Showing that we're making progress isn't as much of a problem - similar to what you stated, the fixes themselves target large enough value that it's measurable at volume for sure, and even in testing.

The main issue is "degradations" -> catching any check-ins that can degrade performance. These are usually small individually (lets say, low double digit MS) within the variance noise), but add up over time, and by the time the degradation is really measurable, its complicated tracking down the root cause. Hopefully I described that in a way that makes sense?

Any suggestions welcome.

(Edit: downvoted too much and replies are throttled again) ----@lostdog Thanks for the detail! will definitely take this to eng team for process discussion.

1 comments

I work in an area where high variance is very expected and unavoidable. Here's what we do:

In your PR, you link to the tool showing the performance diff of your PR. The tool shows the absolute and relative differences of performance from the base version of code. It also tracks the variance of each metric over time, so it can kind of guess which metrics have degraded, though this doesn't work consistently. The tool tries to highlight the likely degraded metrics so the engineer can better understand what went wrong.

If the metrics are better, great! Merge it! If they are worse, the key is to discuss them (quickly in Slack), and decide if they are just from the variance, a necessary performance degradation, or a problem in the code. Typically it's straightforward: the decreased metrics either are unrelated to the change or they are worth looking into.

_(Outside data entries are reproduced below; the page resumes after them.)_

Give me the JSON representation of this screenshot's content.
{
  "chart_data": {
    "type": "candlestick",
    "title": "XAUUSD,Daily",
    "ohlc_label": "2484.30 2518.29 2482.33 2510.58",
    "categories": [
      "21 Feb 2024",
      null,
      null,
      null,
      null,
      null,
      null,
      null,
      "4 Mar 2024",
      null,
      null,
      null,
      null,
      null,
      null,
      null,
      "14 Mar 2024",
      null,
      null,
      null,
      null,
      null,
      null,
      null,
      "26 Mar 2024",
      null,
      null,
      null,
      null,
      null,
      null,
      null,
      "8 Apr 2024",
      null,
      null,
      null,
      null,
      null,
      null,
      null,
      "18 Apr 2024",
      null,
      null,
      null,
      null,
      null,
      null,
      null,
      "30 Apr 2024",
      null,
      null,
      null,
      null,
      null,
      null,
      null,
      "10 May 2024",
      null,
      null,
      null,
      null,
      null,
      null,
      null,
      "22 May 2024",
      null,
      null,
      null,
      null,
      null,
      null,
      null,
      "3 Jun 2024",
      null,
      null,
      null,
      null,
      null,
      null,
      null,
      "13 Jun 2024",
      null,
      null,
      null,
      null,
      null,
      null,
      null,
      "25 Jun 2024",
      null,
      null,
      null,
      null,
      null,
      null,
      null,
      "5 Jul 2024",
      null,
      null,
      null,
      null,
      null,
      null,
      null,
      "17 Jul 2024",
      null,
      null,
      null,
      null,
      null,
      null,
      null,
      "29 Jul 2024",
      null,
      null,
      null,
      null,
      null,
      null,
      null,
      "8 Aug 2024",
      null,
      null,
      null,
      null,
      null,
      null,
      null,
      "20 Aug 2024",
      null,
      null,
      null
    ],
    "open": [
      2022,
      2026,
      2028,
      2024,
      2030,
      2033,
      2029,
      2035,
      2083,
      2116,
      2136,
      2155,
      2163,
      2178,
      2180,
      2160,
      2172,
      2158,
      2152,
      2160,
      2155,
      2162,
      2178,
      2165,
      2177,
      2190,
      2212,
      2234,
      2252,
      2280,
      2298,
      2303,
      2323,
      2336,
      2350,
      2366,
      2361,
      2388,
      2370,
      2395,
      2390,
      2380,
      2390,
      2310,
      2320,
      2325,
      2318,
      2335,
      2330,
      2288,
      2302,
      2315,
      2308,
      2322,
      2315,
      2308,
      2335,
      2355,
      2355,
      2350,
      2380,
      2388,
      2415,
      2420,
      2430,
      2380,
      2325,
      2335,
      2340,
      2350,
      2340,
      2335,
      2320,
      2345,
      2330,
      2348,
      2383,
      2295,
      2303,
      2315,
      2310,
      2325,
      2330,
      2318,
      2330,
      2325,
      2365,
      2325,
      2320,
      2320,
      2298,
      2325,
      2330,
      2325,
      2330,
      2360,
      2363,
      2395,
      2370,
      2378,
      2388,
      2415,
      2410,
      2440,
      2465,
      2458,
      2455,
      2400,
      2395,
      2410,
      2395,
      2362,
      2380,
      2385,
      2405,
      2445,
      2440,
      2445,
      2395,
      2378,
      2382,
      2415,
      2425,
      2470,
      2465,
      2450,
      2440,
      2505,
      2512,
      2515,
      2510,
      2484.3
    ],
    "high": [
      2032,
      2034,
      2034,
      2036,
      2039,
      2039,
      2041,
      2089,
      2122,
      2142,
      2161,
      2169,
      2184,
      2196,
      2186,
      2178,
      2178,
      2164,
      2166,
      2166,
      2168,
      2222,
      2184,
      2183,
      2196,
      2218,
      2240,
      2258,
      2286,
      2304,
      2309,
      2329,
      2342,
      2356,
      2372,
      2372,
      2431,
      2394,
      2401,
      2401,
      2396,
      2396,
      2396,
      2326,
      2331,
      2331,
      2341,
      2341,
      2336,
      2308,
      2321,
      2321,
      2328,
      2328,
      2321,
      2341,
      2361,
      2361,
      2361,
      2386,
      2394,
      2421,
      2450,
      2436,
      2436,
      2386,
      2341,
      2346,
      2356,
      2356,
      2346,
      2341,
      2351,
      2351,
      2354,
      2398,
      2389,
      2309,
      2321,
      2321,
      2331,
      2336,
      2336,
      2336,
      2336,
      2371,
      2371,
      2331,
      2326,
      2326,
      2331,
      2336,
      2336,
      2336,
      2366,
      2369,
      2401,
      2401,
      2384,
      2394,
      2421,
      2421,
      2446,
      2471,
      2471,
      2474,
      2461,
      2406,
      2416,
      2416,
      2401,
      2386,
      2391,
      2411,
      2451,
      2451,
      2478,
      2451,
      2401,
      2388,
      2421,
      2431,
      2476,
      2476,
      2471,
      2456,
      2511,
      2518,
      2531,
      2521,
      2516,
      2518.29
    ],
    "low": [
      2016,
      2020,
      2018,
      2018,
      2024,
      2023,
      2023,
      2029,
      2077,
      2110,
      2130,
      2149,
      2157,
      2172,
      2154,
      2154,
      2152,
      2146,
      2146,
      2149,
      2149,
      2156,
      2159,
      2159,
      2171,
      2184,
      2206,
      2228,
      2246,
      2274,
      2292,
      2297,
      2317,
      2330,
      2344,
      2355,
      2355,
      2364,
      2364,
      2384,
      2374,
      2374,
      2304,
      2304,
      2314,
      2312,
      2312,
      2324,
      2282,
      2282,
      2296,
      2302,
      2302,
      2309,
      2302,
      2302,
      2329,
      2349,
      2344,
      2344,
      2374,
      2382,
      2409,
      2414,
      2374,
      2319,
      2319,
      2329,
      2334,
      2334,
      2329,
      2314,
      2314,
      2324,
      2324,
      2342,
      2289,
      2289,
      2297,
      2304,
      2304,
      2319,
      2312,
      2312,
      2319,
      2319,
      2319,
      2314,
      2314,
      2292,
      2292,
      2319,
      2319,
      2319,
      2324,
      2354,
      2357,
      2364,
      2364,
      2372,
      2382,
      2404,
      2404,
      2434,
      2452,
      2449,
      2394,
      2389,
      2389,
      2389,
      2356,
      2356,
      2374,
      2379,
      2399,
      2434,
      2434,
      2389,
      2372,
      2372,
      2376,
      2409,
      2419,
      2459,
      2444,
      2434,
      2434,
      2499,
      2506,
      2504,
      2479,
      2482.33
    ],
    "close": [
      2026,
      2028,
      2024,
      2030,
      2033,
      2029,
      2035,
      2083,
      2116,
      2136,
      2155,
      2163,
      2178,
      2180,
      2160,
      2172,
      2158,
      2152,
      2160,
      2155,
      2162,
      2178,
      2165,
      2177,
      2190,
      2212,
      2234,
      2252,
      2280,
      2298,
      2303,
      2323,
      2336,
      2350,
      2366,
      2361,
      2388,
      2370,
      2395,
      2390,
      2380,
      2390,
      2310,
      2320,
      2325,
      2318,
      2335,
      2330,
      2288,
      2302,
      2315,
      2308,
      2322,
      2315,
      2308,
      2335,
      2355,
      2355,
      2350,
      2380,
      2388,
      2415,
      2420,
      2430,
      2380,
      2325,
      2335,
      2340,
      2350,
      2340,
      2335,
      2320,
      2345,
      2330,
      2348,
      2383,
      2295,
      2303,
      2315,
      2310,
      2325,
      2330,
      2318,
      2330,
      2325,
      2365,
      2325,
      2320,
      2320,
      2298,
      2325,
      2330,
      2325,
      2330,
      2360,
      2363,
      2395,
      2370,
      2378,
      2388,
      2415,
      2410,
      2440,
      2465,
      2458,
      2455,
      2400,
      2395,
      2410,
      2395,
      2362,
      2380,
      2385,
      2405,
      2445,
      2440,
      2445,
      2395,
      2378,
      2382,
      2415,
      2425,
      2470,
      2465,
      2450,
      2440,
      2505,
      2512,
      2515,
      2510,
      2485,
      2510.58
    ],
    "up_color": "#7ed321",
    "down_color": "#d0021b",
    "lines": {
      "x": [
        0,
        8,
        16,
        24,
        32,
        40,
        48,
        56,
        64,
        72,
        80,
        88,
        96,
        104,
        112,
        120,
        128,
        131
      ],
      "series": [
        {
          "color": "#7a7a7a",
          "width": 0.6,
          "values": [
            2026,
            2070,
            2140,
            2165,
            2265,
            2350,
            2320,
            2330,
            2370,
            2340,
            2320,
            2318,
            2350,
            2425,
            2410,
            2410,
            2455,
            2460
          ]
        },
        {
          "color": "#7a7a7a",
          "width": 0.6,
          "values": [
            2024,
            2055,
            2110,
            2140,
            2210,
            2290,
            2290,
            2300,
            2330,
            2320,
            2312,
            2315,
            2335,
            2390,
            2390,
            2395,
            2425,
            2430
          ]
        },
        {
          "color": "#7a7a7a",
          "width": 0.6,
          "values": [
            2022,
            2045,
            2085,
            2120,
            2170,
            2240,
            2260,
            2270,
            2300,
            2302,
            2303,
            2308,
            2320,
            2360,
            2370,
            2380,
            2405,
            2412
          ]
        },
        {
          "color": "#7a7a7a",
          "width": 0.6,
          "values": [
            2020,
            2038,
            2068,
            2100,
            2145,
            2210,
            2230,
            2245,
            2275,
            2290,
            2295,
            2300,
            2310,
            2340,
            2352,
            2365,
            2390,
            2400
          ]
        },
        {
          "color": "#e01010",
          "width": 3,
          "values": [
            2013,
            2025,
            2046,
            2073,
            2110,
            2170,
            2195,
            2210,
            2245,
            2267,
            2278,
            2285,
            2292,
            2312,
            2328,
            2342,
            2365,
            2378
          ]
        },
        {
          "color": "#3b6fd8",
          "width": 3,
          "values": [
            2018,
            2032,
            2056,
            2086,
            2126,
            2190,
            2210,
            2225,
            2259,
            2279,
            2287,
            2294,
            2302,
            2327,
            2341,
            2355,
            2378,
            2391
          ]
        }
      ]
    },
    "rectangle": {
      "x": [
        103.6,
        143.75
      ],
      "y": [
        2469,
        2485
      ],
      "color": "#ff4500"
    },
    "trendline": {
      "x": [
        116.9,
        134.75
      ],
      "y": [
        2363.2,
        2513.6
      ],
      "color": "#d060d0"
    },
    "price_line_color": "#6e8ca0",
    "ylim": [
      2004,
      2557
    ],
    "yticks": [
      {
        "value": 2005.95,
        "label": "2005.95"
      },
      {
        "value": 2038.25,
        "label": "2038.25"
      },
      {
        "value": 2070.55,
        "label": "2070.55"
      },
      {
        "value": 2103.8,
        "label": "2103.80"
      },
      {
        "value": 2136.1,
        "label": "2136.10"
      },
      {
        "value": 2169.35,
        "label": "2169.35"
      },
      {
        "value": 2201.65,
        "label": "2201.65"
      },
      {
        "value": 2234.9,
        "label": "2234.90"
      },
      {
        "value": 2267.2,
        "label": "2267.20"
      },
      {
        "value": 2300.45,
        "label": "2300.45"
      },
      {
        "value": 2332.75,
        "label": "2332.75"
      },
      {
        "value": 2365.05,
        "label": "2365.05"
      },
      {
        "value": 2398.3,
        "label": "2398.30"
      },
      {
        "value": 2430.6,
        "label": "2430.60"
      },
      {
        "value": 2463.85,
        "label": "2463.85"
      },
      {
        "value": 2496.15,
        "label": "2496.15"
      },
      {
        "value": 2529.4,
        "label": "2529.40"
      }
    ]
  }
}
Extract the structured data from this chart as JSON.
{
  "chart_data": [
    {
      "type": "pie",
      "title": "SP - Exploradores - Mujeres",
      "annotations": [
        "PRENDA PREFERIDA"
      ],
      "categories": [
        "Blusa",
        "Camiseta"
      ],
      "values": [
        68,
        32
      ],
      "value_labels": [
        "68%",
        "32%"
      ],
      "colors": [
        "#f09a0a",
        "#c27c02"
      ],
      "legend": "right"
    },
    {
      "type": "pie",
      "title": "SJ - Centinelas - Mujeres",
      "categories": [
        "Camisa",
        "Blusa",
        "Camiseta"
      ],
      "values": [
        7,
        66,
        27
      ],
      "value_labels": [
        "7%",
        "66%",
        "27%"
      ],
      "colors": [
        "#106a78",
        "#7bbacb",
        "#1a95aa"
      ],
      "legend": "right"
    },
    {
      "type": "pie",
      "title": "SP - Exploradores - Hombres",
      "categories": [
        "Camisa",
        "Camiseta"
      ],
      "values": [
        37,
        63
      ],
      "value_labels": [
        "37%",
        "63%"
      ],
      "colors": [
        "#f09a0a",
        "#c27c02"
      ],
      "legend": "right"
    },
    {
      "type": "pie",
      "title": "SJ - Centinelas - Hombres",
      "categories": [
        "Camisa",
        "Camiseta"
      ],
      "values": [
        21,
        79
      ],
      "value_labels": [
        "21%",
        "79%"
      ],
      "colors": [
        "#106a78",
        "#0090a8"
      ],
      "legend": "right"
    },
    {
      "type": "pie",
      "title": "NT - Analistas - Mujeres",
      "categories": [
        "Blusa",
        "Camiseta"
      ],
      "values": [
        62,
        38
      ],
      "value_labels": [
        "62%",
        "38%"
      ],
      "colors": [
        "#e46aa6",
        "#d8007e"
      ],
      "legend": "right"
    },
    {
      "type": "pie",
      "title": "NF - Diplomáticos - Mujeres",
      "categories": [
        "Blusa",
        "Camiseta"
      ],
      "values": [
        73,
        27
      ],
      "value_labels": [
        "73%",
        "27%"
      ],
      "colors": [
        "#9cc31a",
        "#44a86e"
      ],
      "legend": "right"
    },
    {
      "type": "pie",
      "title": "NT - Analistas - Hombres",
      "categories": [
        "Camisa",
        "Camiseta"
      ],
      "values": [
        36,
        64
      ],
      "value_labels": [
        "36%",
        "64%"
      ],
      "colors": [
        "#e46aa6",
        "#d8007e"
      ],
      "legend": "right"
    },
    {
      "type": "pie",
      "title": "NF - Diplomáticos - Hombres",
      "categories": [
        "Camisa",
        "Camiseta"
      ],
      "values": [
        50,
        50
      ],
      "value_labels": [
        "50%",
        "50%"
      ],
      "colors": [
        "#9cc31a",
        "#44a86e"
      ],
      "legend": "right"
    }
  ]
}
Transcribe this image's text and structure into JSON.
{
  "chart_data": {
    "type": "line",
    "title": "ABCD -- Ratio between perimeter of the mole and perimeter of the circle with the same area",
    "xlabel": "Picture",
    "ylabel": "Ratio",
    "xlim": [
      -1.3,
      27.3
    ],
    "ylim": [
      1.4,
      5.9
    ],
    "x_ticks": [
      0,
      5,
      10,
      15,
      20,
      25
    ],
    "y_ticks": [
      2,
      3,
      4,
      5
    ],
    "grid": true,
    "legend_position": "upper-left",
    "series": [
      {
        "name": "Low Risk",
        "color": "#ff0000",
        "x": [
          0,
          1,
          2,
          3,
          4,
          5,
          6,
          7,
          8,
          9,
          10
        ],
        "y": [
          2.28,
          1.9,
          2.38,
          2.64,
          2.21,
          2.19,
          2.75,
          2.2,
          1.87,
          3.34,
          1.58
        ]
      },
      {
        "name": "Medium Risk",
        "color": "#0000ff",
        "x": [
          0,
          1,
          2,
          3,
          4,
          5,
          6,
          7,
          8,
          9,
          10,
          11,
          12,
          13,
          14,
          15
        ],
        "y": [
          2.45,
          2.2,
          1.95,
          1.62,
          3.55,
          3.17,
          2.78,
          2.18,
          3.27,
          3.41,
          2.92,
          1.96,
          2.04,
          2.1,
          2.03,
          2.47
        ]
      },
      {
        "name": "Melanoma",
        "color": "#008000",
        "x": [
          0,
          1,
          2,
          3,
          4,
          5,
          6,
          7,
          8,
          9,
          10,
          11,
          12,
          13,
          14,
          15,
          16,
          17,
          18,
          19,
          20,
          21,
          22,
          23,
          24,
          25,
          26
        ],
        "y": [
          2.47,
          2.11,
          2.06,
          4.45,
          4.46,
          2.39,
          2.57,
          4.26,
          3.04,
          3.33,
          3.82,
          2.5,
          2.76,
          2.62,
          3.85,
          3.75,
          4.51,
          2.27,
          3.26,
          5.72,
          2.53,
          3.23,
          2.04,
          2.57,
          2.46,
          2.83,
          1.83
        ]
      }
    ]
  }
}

The key here is not to make the system too rigid. Good code changes cannot be slowed down. Performance issues need to be caught. The approvers need to be fast, and to mostly trust the engineers to care enough to notice and fix the issues themselves.

We also check the performance diffs weekly to catch hidden regressions.

IF YOUR ORGANIZATION DOES NOT VALUE AND REWARD PERFORMANCE IMPROVEMENTS, NONE OF THIS WILL WORK. Your engineers will see the real incentive system, and resist performance improvements. Personally, I don't believe that Atlassian cares at all about performance, otherwise it never would have gotten this bad. Engineers love making things faster, and if they've stopped optimizing performance it's usually because the company discourages it.